6-month ban on exports: No scrap iron selling

The content originally appeared on: Trinidad and Tobago Newsday

A worker collects a piece of copper wire at the West Indian Salvage and Recycling Company Ltd, Bypass Road, Kelly Village, in November last year. – FILE PHOTO/AYANNA KINSALE

THE government has imposed a six-month ban on the export of old and scrap iron to deal with the theft and vandalism of state and private assets.

Under the Customs Act, the ban on all scrap metal exportation came into effect on August 12, after Cabinet met last Thursday and agreed to accept the recommendation of a prohibition order brought by the Attorney General.

It was only announced on Monday afternoon at a joint news conference held by Minister of National Security Fitzgerald Hinds and Attorney General Reginald Armour.

Perpetrators will be liable to a $15,000 fine under the 1904 Metal and Marine Stores Act or a $1000 fine and/or imprisonment of 12 months under the Trade Ordinance.

In the next three months, Armour will review the industry and draft a regulatory framework so that by November he could approach Cabinet again with the proposed legislation aimed at monitoring and reducing the illegal trade in scrap iron and metal.

He will also look at regional and international scrap-iron exportation legislation and make recommendations to amend existing regulations.

“It’s a very reluctant decision the Cabinet has come to. We have attempted to keep it within proportion, that is to say, six months, to February 23, and to allow for an even shorter period of three months if the AG is able to persuade the Cabinet.”

Once Cabinet is satisfied and persuaded by his proposals, the ban will be lifted.

If not, the restrictions will remain in effect for the following three months to give the government more time to draft practical legislation.

This move comes two weeks after Hinds signalled the government’s intention to introduce restrictions on the industry. Soon afterwards, the Finance and General Purposes sub-committee of the Cabinet met and finalised plans to bring the ban into effect.

Last week the sub-committee reported to the Cabinet that the situation needed “urgent short-term action so enable the government to bring the crisis under control,” Armour added.

Recently police recovered over $1 million in iron I-beams and steel poles belonging to the Ministry of Works which were found at a scrap-iron yard in central Trinidad.

TSTT and WASA have been severely hit by vandals, who have carted off millions of dollars’ worth of cable.

In July, thieves struck TSTT’s underground fibre optic and copper installation in San Fernando, interrupting service to tens of thousands of customers.

On August 4, vandals attacked WASA’s California Booster Station, carting off electrical cables. The estimated cost of the damage is $400,000 and the timeframe for repairs was said to be between three-four weeks.

On July 31, TSTT underground cables were stolen. causing a disruption of services throughout the country.

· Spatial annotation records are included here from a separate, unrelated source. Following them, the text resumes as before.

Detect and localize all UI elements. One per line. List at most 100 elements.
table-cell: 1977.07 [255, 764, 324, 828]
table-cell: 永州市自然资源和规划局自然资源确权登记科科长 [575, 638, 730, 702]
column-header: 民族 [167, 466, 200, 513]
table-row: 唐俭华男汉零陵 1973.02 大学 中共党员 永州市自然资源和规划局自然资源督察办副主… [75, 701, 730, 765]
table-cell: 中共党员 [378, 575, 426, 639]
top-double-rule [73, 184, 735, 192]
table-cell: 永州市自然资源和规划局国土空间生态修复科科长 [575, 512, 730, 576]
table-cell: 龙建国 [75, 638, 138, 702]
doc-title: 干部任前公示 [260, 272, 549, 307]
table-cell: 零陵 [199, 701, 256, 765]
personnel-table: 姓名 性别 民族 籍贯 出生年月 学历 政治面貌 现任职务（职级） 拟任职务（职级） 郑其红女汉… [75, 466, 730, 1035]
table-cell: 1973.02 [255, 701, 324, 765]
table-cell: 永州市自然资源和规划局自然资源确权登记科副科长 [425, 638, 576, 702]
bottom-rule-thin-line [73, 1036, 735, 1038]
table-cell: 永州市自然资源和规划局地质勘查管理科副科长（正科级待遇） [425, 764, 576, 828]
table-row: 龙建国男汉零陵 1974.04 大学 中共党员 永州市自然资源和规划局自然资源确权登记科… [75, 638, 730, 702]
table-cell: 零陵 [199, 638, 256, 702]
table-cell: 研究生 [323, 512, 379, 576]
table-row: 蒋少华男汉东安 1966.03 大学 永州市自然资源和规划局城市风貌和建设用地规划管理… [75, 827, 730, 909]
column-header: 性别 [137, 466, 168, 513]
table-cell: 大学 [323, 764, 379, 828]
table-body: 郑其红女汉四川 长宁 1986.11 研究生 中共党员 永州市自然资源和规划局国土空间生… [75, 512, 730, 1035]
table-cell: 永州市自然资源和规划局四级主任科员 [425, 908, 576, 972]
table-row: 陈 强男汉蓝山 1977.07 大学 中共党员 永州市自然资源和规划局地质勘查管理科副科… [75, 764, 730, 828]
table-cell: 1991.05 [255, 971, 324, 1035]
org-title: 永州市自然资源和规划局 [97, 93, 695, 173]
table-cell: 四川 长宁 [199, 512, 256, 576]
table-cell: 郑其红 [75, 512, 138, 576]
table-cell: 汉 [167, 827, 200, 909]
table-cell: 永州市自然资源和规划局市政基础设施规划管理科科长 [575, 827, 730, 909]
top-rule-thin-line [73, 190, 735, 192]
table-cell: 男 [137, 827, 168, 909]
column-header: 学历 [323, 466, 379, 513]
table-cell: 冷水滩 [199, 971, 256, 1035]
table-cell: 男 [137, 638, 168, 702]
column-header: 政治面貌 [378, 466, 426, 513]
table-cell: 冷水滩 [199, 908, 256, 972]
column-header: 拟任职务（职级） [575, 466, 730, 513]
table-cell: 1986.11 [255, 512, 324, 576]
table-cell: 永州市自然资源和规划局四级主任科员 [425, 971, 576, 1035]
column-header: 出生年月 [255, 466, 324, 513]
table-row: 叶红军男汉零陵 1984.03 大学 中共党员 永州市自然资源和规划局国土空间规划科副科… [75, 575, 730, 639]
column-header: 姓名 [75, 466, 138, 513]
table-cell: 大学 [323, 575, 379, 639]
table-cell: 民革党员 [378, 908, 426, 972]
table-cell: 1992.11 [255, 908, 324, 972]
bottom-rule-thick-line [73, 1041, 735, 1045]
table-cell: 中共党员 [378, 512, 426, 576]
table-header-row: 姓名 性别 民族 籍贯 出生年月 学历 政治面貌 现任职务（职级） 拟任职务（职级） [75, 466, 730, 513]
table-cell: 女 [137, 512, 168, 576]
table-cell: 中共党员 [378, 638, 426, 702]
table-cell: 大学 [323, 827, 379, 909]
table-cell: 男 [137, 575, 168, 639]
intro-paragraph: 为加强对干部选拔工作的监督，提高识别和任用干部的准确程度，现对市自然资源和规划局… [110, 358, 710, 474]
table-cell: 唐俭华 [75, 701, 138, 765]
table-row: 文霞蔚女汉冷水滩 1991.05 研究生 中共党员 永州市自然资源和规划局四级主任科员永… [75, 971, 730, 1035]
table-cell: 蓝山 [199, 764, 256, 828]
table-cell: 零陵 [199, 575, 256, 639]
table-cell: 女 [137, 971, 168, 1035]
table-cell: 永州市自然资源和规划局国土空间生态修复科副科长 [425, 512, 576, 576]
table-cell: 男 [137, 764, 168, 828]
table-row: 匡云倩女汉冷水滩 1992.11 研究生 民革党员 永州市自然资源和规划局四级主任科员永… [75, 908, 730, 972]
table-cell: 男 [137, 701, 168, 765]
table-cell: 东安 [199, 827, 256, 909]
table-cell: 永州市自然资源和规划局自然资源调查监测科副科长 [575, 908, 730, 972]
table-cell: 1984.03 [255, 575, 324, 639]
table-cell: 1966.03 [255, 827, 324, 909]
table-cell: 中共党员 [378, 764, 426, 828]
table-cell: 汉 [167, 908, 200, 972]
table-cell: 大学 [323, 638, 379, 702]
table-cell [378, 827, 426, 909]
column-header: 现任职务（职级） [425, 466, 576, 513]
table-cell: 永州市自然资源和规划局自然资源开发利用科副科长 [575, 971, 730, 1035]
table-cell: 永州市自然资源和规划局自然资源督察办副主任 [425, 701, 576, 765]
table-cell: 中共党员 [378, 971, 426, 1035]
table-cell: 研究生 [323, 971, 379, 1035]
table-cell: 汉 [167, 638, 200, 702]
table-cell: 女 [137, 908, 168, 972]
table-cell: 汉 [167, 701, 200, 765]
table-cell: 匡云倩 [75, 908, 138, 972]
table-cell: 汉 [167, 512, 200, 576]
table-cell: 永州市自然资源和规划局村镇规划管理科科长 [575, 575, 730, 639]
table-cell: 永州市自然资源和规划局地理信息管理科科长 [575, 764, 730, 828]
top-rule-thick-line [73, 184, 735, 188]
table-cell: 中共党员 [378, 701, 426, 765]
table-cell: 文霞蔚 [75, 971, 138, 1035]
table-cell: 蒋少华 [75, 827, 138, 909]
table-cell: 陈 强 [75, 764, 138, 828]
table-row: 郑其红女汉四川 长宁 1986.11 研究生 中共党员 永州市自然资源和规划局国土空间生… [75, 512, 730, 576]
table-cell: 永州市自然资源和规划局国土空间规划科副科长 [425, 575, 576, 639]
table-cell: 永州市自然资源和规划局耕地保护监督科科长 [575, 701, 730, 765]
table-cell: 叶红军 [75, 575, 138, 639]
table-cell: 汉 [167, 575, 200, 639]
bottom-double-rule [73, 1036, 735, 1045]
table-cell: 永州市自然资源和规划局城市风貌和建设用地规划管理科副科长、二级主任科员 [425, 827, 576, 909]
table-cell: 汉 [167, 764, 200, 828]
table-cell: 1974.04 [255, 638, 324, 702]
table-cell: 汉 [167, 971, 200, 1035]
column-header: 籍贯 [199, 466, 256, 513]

Before this, on June 26, approximately $115,000 in copper and batteries went missing at the National Gas Company’s Hamilton Trace, Moruga, station.

In early August, copper thieves escaped with 60 feet of copper cable and two three-way standby antennas worth $300,000 from a radio station. A reward of $100,000 was offered for information leading to the arrest of the perpetrators.

Armour said while he understands the ripple effects of this move on scrap-iron dealers, the trade has been turned into an illegal business and the government must regain control.

Until the ban is lifted, he said. a subcommittee will work closely with Minister of Trade Paula Gopee-Scoon, Hinds and Energy Minister Stuart Young to review and grant licences to permit the handling of certain types of materials that fall under the ban.

Only manufacturers who “export old material as a by-product of manufacturing goods or a surplus material not required for manufacturing them and old metal and scrap iron defined in that order” will be granted such a permit.

“Our intention is to keep the legitimate industry alive. but under constant review under this six-month period, so there would be no loopholes through which any illicit undertaking would continue.”

President of the Scrap Iron Dealers Association Allan Ferguson told Newsday he is in talks with his attorneys and will speak publicly on the matter on Tuesday.

He described the situation as “putting your children in a room without something to eat and telling them, ‘I’ll come back for you in six months.’”

Armour said the next six months will be used to review the old legislation and update the register system of scrap dealers and buyers.The target is to have a regular inspection and monitoring regime.

“This register will, under the new legislation, be available on our website so that everybody will know who is dealing in this trade. It will also give enhanced powers to the police to enter premises of offences suspected of being committed and also to inspect containers in which scrap metal is stowed before exportation.”

All this will be done with the consultation of all stakeholders.

According to the Central Statistical Office, scrap-metal exports escalated from $69 million in 2009 to $216 million in 2018 and have continued to grow.

But in the past two years, the number of perpetrators arrested for illegal trade and theft of scrap iron has doubled.

Police data revealed in 2020 there were 58 reports of scrap-iron theft and they arrested 30 people. In 2021, police responded to 87 reports and 52 people were brought before the court.

Between January and August this year, a total of 162 reports were made and police arrested 136 people.